Fastest way to compute cosine similarities of ndarrays

Can someone help me with the fastest way to compute cosine similarities of ndarrays pair. The ndarrays are of length 2048.
I have 10000 such pairs.

In python, I am able to get this under 2-3 minutes.
How can we achieve this in SCALA?

you mean numpy.ndarray or mxnet.ndarray?

if mxnet.ndarray, this might be helpful:
https://gluon-nlp.mxnet.io/_modules/gluonnlp/embedding/evaluation.html#CosineSimilarity

you can use GPU.

I meant mxnet.ndarray

How can we parallelise computing cosine similarities of ndarrays pair in SCALA. The ndarrays are of length 2048.
I have 10000 such pairs.

Here is the solution in python.

You can reproduce it in Scala using the Scala API:
Here are some useful tutorials:

import mxnet as mx
import time

tic = time.time()
first_term = mx.nd.random.uniform(shape=(10000,2048), ctx=mx.gpu())
second_term = mx.nd.random.uniform(shape=(10000,2048), ctx=mx.gpu())
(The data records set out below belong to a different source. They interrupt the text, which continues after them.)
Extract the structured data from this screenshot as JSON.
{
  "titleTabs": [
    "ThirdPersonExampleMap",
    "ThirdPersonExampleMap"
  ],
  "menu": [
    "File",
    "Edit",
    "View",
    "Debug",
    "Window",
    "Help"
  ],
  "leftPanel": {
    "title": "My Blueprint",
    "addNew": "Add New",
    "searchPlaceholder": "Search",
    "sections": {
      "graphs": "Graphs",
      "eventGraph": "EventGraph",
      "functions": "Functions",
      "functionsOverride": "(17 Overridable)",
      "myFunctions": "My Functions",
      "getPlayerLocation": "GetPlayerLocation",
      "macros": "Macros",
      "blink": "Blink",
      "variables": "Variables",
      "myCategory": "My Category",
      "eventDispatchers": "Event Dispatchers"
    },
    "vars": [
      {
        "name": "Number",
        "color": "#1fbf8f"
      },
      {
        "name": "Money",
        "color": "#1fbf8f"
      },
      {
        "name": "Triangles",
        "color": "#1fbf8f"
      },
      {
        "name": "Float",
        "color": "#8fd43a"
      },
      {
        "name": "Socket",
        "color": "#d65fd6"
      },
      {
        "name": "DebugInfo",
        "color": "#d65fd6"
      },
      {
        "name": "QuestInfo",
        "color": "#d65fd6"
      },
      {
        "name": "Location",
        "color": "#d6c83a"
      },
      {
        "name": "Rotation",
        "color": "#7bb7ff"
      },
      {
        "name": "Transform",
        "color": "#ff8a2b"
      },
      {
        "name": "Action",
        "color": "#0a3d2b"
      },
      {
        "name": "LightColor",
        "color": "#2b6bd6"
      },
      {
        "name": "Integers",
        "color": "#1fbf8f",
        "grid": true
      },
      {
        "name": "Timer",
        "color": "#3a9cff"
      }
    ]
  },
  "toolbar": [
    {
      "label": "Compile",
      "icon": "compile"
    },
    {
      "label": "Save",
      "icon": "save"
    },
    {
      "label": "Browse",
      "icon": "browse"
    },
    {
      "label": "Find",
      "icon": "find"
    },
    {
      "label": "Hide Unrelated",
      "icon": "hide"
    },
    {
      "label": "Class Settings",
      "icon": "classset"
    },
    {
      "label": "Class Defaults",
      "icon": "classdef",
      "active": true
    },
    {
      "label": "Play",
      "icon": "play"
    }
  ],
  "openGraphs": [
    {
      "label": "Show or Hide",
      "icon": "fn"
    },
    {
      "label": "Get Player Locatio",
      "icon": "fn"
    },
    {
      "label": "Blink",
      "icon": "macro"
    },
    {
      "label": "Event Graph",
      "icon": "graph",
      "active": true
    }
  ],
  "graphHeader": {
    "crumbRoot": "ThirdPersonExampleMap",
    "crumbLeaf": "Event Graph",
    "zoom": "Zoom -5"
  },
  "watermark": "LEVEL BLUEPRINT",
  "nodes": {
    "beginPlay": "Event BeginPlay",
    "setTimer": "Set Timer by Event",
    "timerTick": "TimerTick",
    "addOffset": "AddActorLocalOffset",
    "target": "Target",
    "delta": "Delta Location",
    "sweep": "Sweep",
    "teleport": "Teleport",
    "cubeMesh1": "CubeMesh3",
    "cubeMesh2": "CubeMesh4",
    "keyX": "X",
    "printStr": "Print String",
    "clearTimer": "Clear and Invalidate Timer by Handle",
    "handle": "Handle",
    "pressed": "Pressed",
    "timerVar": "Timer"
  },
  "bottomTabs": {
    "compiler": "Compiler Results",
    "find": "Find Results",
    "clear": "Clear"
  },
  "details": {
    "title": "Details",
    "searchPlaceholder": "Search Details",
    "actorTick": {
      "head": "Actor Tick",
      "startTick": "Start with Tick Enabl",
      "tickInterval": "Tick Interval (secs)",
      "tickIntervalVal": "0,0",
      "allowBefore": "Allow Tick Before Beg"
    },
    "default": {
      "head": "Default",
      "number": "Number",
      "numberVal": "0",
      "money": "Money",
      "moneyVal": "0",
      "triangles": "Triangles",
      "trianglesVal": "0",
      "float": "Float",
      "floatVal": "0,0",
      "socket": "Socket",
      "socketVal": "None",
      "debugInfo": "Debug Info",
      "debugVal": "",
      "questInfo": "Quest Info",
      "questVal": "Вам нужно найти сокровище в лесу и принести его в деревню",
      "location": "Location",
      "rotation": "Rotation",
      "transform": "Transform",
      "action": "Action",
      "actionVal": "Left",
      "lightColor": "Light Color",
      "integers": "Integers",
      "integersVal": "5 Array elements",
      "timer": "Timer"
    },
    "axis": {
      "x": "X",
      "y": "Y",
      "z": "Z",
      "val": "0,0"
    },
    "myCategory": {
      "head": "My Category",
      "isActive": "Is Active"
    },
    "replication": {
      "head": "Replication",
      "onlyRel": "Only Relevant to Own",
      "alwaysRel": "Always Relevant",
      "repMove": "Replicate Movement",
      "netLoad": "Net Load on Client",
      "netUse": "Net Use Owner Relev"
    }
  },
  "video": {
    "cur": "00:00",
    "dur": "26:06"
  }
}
first_term_normalized = first_term / mx.nd.norm(first_term, axis=1, keepdims=1)
second_term_normalized = second_term / mx.nd.norm(second_term, axis=1, keepdims=1)

cosine_similarity = mx.nd.batch_dot(first_term_normalized.expand_dims(axis=1), second_term_normalized.expand_dims(axis=2)).squeeze()
mx.nd.waitall()
print(time.time()-tic)
print(cosine_similarity)

(it takes about ~10ms on GPU)